Around 10km I had my first vomit on the run, and the sun wasn’t letting go yet. 13kms in I walked next to this guy who was wearing a Maryland tri team shirt, so we exchanged pleasantries, to soon realize both of us were having a similar day. Jeff and me made a pact jog a bit then walk, and then jog and it worked out well. While we chatted, the sun had started to set on queen K, Jeff would remind me about the mile splits and our avg pace, by then I had put my Garmin on heart rate mode as the speed just was getting slower by the second. As the sun set we started talking about the energy lab, and once we hit that it would be 10km left. By then the only thing I could keep down was the luke warm chicken broth, everything else was coming out, so every aid station I was sipping bit by bit. One by one I saw friends pass, some went whizzing by, Victoria passed me to say she had mechanical on the bike, Tanya, Deepak, crossed heading to the finish line.

Now usually after the sun sets, it gets chilly, at Kona there was no change, no breeze, we were still sweating, what made it worse is that there are no lights None! So pitch dark in spots, with just glow sticks we saw the way to the energy lab. I lost Jeff as he stopped at special needs to pick up something but caught up within 5 mins. We were 10kms away, he was cramping so we started going one light to another, one cone at a time walk-jog-walk-jog. Finally the turn to palani came and I told Jeff I had to push now, because even if I did cramp I knew we would crack 14. I saw Deepak, couple other friends and started to finally flow, sub 6min km felt like I had won a medal, the next one got emotional, lot of people lined up cheering and it started to sink in, the finish line was in sight, the noise was getting louder with each step.

Wiping tears, for a second life flashed back the struggles, the falls, for a second future came in mine, the resilience would have to be there lifelong, finally I removed my cap-my goggles and made sure there was no one around me in the chute, gave hi5 to the crowds and jumped to the finish. The spotters caught me and Mike riley announced “You are an Ironman....from India.” I didn’t want to go to medical, so I went straight to my bag, picked up stuff and went to eat pizza- ice cream. I saw Victoria and her friends we exchanged stories, and I headed back to my car. Slowly the feeling had sunk in, the dream had been realized, Kona Ironman World Championship finisher was getting added to the resume, now only if I could have a beer right now to celebrate I thought, but since there was no one to pick up my bags and bike I headed to the car and home.
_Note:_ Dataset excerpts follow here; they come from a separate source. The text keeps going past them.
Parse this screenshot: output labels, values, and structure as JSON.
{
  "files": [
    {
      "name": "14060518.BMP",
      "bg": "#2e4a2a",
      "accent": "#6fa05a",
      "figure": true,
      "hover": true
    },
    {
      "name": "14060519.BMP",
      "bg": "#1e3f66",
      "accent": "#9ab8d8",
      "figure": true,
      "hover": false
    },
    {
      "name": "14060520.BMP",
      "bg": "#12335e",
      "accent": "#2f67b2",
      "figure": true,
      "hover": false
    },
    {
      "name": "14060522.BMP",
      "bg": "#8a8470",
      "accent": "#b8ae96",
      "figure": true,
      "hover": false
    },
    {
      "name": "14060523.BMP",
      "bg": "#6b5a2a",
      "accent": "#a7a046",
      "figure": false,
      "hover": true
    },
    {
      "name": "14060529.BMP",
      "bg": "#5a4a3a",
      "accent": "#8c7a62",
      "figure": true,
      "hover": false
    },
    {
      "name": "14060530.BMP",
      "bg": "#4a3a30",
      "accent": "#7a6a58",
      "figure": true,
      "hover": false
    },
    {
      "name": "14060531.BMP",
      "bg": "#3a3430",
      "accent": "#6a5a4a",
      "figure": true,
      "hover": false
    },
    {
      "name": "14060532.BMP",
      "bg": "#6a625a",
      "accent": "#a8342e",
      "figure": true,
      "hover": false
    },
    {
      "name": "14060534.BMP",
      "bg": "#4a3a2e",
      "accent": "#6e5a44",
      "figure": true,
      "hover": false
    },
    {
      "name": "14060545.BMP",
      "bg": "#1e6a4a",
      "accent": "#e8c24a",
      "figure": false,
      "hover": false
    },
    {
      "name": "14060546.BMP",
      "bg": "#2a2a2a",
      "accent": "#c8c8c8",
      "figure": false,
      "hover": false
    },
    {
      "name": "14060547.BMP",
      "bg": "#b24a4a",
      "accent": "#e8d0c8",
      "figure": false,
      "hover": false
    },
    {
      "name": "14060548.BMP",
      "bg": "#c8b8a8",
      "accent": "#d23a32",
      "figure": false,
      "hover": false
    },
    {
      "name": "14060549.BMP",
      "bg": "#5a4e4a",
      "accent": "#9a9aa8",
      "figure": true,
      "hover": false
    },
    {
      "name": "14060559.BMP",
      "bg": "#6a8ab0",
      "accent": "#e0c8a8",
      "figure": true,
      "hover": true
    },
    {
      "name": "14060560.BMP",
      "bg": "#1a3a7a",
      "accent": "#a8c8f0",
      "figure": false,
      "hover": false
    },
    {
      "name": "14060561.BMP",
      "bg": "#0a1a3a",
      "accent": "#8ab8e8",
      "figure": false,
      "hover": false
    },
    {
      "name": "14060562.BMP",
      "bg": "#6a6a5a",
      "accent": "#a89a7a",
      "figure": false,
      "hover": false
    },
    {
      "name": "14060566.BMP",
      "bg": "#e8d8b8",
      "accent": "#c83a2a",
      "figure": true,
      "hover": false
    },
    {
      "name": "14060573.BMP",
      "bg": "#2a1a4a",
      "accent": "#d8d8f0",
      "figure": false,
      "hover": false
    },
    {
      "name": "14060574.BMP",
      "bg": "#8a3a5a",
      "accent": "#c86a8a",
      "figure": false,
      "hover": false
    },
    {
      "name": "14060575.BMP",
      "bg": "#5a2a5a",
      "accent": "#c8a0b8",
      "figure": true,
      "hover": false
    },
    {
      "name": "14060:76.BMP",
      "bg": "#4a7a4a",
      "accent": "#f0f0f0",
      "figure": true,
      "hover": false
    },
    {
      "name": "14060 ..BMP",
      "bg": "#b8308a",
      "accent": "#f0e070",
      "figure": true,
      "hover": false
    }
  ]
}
I sat in the car, slowly it had sunk in, a dream had been achieved today, and it had taken 18 Ironman’s to come to this stage, which put things in perspective. A solid race plan includes one where you know how to react when things go wrong. It is said in life, such as Ironman “Anything is possible,” you plan so hard, you work so hard to have the best race ever, then life throws a curve ball (few in my case), champions they say find ways to hit them out of the park, I am glad I could muster energy to do the same.